Pour obtenir l’information juste recherchée, ce projet courra jusqu’en 2017. Les résultats offriront à l’institution culturelle des pistes d’amélioration de ses services. « Nous avons une mission de service public, en rendant la connaissance accessible au plus de monde possible » rappelle Philippe Chevallier. À la lumière des observations des chercheurs, la question qui se posera sera celle de l’optimisation de Gallica. Qui faudra-t-il privilégier ? La minorité d’usagers qui passe le plus de temps dessus, ou la grande majorité qui ne l’utilise que sporadiquement ? Les utilisateurs ayant un profil universitaire — chercheurs, enseignants, étudiants — ou le « grand public » ?
D’ici à ce que la BnF doive se positionner sur ces questions, l’équipe pluridisciplinaire de Télécom ParisTech devra poursuivre ses efforts de description des gallicanautes. En particulier, elle cherchera à affiner la catégorisation des sessions en les enrichissant grâce à une analyse sémantique des notices des 4 millions de documents numérisés.

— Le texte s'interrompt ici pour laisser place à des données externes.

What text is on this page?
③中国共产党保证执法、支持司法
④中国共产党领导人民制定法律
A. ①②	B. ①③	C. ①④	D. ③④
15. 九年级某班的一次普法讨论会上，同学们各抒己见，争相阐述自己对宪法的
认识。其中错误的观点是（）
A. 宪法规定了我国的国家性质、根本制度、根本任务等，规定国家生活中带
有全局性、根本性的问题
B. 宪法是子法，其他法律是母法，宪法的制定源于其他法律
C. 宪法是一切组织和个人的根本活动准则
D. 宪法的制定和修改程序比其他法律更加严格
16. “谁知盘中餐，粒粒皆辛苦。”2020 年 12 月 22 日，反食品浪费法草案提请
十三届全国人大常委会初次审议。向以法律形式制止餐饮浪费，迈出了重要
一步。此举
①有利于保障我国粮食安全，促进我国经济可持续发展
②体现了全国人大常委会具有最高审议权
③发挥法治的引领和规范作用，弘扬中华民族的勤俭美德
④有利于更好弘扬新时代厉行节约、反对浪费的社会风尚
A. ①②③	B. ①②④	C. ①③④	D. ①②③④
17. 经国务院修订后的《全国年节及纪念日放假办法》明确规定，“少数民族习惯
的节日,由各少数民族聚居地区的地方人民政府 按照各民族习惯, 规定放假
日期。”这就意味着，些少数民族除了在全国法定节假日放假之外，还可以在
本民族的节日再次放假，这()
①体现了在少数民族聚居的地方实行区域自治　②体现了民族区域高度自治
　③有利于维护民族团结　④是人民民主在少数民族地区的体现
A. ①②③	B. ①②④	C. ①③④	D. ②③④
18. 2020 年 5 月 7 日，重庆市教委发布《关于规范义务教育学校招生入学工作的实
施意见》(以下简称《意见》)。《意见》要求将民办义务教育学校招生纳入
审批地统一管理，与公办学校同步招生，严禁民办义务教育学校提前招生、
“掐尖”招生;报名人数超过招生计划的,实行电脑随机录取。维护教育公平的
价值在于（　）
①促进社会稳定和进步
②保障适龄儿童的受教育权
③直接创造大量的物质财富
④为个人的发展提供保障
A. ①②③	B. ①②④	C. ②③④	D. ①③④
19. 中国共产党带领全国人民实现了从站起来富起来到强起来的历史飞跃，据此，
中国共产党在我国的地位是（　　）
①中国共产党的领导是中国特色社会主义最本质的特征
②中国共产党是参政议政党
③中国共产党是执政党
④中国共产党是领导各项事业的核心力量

Cela permettra de mieux cerner, dans le grand volume de données collecté, à quelles thématiques sont rattachées les sessions. Et la tâche pose des problèmes de modélisation demandant une attention particulière car le contenu des notices est par essence inhomogène : il varie fortement selon les types de documents et les conditions de leur numérisation.

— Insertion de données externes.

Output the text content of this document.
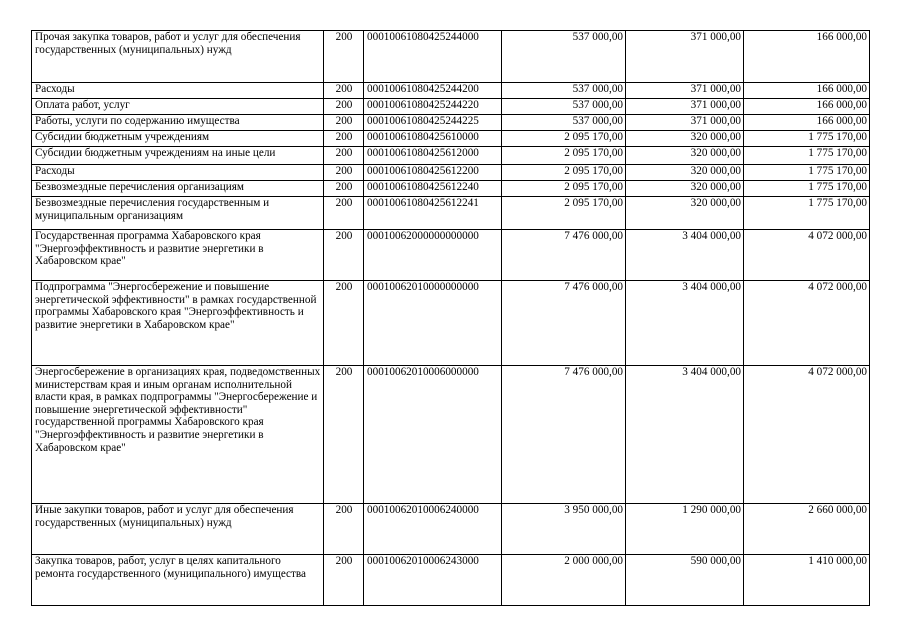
Прочая закупка товаров, работ и услуг для обеспечения государственных (муниципальных) нужд	200	00010061080425244000	537 000,00	371 000,00	166 000,00
Расходы	200	00010061080425244200	537 000,00	371 000,00	166 000,00
Оплата работ, услуг	200	00010061080425244220	537 000,00	371 000,00	166 000,00
Работы, услуги по содержанию имущества	200	00010061080425244225	537 000,00	371 000,00	166 000,00
Субсидии бюджетным учреждениям	200	00010061080425610000	2 095 170,00	320 000,00	1 775 170,00
Субсидии бюджетным учреждениям на иные цели	200	00010061080425612000	2 095 170,00	320 000,00	1 775 170,00
Расходы	200	00010061080425612200	2 095 170,00	320 000,00	1 775 170,00
Безвозмездные перечисления организациям	200	00010061080425612240	2 095 170,00	320 000,00	1 775 170,00
Безвозмездные перечисления государственным и муниципальным организациям	200	00010061080425612241	2 095 170,00	320 000,00	1 775 170,00
Государственная программа Хабаровского края "Энергоэффективность и развитие энергетики в Хабаровском крае"	200	00010062000000000000	7 476 000,00	3 404 000,00	4 072 000,00
Подпрограмма "Энергосбережение и повышение энергетической эффективности" в рамках государственной программы Хабаровского края "Энергоэффективность и развитие энергетики в Хабаровском крае"	200	00010062010000000000	7 476 000,00	3 404 000,00	4 072 000,00
Энергосбережение в организациях края, подведомственных министерствам края и иным органам исполнительной власти края, в рамках подпрограммы "Энергосбережение и повышение энергетической эффективности" государственной программы Хабаровского края "Энергоэффективность и развитие энергетики в Хабаровском крае"	200	00010062010006000000	7 476 000,00	3 404 000,00	4 072 000,00
Иные закупки товаров, работ и услуг для обеспечения государственных (муниципальных) нужд	200	00010062010006240000	3 950 000,00	1 290 000,00	2 660 000,00
Закупка товаров, работ, услуг в целях капитального ремонта государственного (муниципального) имущества	200	00010062010006243000	2 000 000,00	590 000,00	1 410 000,00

Les publics en ligne, un intérêt vieux de 15 ans pour la BnF.
La première enquête effectuée par la BnF pour cerner son public en ligne remonte à 2002, soit 5 ans après le lancement de sa bibliothèque numérique, et prend la forme d’un projet de recherche croisant déjà les approches (questionnaire en ligne, analyse de logs, etc.). Dans les années suivantes, l’importance accordée aux usagers numériques grandit. En 2011, une enquête auprès des gallicanautes impliquant 3 800 utilisateurs est menée par un cabinet de conseil. Comprenant que l’étude des publics demandait un travail plus poussé, la BnF se tourne vers Télécom ParisTech en 2013 avec la volonté d’évaluer les différentes approches possibles pour une analyse sociologique des usages numériques. En parallèle, la BnF lance une première recherche big data pour mesurer la place de Gallica dans le web français de la Grande Guerre. En 2016, la sociologie des usages en ligne et les expérimentations sur les données de masse se rejoignent pour aboutir au projet de compréhension des utilisations et des utilisateurs de Gallica.

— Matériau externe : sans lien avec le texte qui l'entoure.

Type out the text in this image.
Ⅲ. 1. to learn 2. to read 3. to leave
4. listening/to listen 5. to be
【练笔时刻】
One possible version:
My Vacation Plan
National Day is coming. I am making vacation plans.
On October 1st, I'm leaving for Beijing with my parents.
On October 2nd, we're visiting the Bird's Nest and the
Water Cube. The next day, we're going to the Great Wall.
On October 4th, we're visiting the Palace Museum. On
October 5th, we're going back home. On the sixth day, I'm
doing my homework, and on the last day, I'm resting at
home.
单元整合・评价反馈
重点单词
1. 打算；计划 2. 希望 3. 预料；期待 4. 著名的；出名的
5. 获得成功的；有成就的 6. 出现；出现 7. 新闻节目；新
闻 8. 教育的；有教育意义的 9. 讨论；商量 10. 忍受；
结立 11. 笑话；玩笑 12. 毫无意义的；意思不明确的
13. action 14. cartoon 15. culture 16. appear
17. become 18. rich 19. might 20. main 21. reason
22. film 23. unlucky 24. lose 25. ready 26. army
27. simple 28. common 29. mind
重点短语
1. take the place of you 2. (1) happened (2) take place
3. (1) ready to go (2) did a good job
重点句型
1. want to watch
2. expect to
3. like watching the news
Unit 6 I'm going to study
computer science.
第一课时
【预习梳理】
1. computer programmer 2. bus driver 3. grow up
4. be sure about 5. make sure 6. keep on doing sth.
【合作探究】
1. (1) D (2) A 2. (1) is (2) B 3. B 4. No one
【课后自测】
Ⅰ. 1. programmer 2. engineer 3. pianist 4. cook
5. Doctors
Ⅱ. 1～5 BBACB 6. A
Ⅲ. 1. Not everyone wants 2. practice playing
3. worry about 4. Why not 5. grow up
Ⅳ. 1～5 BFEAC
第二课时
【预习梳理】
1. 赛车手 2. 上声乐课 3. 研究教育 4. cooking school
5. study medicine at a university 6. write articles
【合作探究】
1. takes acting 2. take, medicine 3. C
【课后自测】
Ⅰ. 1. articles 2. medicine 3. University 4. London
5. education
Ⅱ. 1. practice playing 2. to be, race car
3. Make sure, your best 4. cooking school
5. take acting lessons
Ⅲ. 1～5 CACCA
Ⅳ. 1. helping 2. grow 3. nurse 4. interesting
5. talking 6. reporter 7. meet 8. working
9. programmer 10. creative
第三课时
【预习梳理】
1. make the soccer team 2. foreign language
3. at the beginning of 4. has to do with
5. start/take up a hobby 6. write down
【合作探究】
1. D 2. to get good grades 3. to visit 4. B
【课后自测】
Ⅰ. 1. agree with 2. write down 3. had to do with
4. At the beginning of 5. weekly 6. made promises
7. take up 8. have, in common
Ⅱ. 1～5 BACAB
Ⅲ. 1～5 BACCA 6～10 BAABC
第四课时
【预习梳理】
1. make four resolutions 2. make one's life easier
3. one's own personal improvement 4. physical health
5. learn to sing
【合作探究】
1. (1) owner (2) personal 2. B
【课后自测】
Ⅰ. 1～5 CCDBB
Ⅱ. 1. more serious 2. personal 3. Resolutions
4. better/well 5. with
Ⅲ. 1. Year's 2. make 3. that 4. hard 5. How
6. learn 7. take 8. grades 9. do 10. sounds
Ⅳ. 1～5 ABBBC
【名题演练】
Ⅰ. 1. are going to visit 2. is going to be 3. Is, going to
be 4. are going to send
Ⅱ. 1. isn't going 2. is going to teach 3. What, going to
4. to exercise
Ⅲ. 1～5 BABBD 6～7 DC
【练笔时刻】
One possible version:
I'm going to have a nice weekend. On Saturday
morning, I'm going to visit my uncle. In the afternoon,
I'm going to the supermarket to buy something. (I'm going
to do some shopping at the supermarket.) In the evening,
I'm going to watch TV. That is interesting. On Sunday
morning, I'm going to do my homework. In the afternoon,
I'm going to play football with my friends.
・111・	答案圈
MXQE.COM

TeraLab, le big data au service des chercheurs
Teralab est une plateforme big data servant la recherche, l’innovation et l’enseignement. Elle est pilotée par l’Institut Mines-Télécom (IMT) et le groupe des écoles nationales d’économie et statistique (GENES). C’est au travers de l’appel à projet « Cloud computing et big data » du programme Investissements d’avenir que Teralab a vu le jour en 2014. L’objectif de la plateforme est de fédérer la demande en logiciels et en infrastructures pour des projets mettant en jeu de grands volumes de données. Elle apporte également la sécurité et la souveraineté qui permettent aux acteurs de mettre plus facilement leurs données au service des chercheurs.